BBGKY chain and kinetic equations for the level dynamics in an externally perturbed quantum system

TL;DR

This paper develops a nonequilibrium statistical mechanics framework for large quantum systems using the Pechukas-Yukawa formalism, deriving BBGKY equations to better describe their level dynamics under external perturbations.

Contribution

It introduces a new kinetic approach based on BBGKY hierarchy for the energy level dynamics in quantum systems, extending the Pechukas-Yukawa formalism to nonequilibrium conditions.

Findings

Derived BBGKY chain for the Pechukas gas.

Established kinetic equations with controlled approximations.

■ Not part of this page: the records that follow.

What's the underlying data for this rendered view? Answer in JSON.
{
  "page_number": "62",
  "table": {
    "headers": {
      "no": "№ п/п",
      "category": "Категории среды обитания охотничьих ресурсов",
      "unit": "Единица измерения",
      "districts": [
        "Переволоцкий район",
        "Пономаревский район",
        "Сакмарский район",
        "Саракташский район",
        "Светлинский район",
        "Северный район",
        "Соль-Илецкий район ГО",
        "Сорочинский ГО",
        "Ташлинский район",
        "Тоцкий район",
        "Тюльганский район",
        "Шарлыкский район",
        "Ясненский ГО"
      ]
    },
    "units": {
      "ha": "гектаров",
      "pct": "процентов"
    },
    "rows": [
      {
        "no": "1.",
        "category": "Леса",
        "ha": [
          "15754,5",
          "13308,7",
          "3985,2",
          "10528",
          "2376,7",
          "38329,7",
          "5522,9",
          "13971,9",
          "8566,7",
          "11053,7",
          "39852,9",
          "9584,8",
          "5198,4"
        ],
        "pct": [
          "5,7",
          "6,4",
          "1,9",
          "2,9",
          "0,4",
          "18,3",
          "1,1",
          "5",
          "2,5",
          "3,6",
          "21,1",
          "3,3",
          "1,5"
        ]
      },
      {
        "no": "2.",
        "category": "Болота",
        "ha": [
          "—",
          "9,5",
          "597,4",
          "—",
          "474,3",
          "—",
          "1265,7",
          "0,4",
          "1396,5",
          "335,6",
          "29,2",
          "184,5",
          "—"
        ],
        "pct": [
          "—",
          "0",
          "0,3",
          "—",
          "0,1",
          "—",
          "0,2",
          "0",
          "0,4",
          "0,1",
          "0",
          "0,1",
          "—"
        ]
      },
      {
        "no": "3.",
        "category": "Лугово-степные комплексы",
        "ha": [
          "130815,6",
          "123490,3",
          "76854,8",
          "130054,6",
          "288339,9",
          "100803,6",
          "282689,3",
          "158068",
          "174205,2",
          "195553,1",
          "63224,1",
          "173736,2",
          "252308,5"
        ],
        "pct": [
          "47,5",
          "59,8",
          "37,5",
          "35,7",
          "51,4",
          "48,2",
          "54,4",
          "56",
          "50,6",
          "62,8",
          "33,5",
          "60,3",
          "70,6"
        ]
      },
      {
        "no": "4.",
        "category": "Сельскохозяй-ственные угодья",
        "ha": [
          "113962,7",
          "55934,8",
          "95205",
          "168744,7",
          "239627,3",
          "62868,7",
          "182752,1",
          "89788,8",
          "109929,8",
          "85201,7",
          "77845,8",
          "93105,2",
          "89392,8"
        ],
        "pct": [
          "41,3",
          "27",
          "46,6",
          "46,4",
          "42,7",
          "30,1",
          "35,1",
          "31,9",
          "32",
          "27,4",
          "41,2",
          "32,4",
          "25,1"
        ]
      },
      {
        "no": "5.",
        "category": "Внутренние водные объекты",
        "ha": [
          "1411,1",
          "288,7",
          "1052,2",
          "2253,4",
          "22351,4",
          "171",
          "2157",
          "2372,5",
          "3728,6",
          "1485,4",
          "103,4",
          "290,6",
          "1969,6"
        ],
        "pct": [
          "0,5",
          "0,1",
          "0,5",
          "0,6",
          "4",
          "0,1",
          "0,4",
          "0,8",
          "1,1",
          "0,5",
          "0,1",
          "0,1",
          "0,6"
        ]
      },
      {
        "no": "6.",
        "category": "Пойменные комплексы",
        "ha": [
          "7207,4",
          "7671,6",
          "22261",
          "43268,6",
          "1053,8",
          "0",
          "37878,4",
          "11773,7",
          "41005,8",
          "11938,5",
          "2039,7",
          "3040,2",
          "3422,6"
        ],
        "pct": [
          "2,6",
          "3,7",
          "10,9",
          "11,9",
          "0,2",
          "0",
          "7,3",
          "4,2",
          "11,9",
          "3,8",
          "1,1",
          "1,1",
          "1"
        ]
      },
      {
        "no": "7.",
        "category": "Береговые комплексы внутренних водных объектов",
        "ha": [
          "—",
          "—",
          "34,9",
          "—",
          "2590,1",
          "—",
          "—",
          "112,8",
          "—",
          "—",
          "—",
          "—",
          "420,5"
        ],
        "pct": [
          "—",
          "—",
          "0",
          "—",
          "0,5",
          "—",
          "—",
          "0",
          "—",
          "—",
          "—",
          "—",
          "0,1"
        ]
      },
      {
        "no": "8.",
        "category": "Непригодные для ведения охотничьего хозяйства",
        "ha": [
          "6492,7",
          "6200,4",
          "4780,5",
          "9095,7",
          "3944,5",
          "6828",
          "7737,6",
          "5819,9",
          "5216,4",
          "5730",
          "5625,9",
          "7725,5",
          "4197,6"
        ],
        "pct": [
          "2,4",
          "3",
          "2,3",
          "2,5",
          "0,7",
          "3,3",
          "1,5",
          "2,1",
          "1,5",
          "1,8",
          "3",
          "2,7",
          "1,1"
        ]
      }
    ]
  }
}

Found corrections scale as 1/N for large systems.

Abstract

Theoretical description and simulation of large quantum coherent systems out of equilibrium remains a daunting task. Here we are developing a new approach to it based on the Pechukas-Yukawa formalism, which is especially convenient in case of an adiabatically slow external perturbation. In this formalism the dynamics of energy levels in an externally perturbed quantum system as a function of the perturbation parameter is mapped on that of a fictitious one-dimensional classical gas of particles with cubic repulsion. Equilibrium statistical mechanics of this Pechukas gas allows to reproduce the random matrix theory of energy levels. In the present work, we develop the nonequilibrium statistical mechanics of the Pechukas gas, starting with the derivation of the Bogoliubov-Born-Green-Kirkwood-Yvon (BBGKY) chain of equations for the appropriate generalized distribution functions. Sets of approximate kinetic equations can be consistently obtained by breaking this chain at a particular point (i.e. approximating all higher-order distribution functions by the products of the lower-order ones). When complemented by the equations for the level occupation numbers and inter-level transition amplitudes, they allow to describe the nonequilibrium evolution of the quantum state of the system, which can describe better a large quantum coherent system than the currently used approaches. In particular, we find that corrections to the factorized approximation of the distribution function scale as 1/N, where N is the number of the "Pechukas gas particles" (i.e. energy levels in the system).